Almanya'da istihbarat birimlerinin kontrol edilmesi anayasal bir hüküm. 1978 yılından beri faaliyette bulunan Parlamento Kontrol Komisyonu, Federal Haber Alma Servisi (BND), Askerî İstihbarat Servisi (MAD) ve Anayasayı Koruma Teşkilatı'nın (BfV) kontrolünden sorumlu. Federal hükümet ise Parlamento Kontrol Komisyonu'na istihbarat birimlerinin genel faaliyetleri ve önemli olaylar konusunda bilgi vermekle yükümlü.

"En iğrenç suç"

2000 ile 2007 yılları arasında aşırı sağcı terör hücresinin düzenlediği bir dizi cinayet dün Parlamento Kontrol Komisyonu’nun olağanüstü toplantısında ele alındı. Ayrıca konuyla ilgili olarak 23 Kasım’da bir toplantı daha yapılması planlandı. Federal Meclis üyeleri arasından seçilen komisyonun 11 üyesi, gizlilik ilkesine uymak, yani bilgilerini gizli tutmakla yükümlü. O yüzden açıklama yapmaları gerektiğinde verilen bilgiler genellikle sınırlı kalıyor. Komisyon'un sosyal demokrat başkanı Thomas Oppermann, toplantı sonrasında yaptığı açıklamada, bunun Almanya’da 60 yıldan bu yana görülen "en iğrenç suç" olduğunu söyledi:

“Devletimizin ölenleri ve yaralananları bu teröristlerden koruyamamış olmasından utanç duyuyorum. Bu yüzden ayrıca demokrasimizin ölenleri anmakla yükümlü olduğuna inanıyorum. Ve federal hükümetin uygun bir matem günü düzenleyeceğinden eminim.”

Takibata uğramadılar

Oppermann ile Parlamento Kontrol Komisyonu’nun diğer üyeleri, 90’lı yıllardan bu yana istihbarat birimlerince bilinmesine rağmen bu terör hücresinin nasıl olup da takibata uğramadan bir dizi cinayet işleyebildiğinin hızlı bir biçimde aydınlatılmasını istiyor. Bu sonucun ortaya çıkmasında Hessen ve Thüringen eyaletlerinin istihbarat elemanları ile Anayasayı Koruma Teşkilatı arasında iletişim eksikliği olmasının kilit rol oynadığı tahmin ediliyor.

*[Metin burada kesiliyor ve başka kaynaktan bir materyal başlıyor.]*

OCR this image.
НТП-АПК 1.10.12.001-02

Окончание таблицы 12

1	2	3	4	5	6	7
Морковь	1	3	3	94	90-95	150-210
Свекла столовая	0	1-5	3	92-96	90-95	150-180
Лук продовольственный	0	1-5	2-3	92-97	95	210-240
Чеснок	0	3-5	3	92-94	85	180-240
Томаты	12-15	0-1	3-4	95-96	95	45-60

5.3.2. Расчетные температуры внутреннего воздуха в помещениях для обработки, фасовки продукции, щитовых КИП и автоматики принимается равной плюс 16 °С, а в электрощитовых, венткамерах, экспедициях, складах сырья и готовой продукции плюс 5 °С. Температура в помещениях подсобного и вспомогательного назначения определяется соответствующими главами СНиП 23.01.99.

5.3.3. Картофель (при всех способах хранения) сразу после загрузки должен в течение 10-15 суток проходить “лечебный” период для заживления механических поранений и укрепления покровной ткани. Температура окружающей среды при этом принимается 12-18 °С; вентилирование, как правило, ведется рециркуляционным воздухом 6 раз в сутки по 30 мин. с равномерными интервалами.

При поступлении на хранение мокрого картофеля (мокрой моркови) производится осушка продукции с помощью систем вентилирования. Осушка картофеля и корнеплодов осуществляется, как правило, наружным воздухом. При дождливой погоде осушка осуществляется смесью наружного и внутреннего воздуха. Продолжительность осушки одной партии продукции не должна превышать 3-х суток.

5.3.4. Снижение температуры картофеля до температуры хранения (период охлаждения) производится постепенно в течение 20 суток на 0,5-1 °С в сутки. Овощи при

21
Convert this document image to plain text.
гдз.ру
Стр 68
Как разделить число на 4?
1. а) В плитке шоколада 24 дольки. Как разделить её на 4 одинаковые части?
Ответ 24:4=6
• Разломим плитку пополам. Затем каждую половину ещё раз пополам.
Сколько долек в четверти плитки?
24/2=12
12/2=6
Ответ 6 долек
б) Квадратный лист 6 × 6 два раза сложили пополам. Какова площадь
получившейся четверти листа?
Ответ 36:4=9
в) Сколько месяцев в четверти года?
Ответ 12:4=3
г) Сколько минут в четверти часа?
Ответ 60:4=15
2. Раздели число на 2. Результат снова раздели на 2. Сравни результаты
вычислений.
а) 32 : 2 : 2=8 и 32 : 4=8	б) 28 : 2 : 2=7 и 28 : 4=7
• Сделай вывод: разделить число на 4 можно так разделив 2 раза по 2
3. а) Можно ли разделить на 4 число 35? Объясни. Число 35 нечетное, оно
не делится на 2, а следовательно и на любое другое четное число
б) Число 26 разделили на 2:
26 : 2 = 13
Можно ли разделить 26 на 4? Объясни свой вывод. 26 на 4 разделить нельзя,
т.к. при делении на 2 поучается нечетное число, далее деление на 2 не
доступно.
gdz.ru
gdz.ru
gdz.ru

Bu arada ortaya çıkan yeni aşırı sağcı terörizm olgusu, aşırı sağcı Nasyonal Demokrat Parti’nin (NPD) de yeniden gündeme gelmesine yol açtı. Almanya'da iki eyalet parlamentosunda temsil edilen bu partinin yasaklanması için 2003 yılında yapılan müracaat, Federal Anayasa Mahkemesi'nden dönmüştü.

NPD'ye yasak talebi

Parlamento Kontrol Komisyonu Başkanı ve aynı zamanda ana muhalefetteki Sosyal Demokrat Parti’nin Parlamento Grubu Başkanı olan Oppermann, Nasyonal Demokrat Parti’nin yasaklanması için şimdi atılacak ikinci adımın başarılı olmasını ümit ediyor. Oppermann, bu yönde Başbakan Angela Merkel’in de olumlu sinyaller verdiğine işaret ederek şunları söylüyor:

“Şimdi Başbakan'ın desteğini de almış durumdayız. Bu konuda işbirliği öneriyoruz. Nasyonal Demokrat Parti (NPD) antidemokratik, kısmen şiddet yanlısı, Yahudi karşıtı ve yabancı düşmanı söylemleri olan bir parti. Bu parti, Almanya’da yasal olarak faaliyet göstermeyi hak eden bir parti değil.”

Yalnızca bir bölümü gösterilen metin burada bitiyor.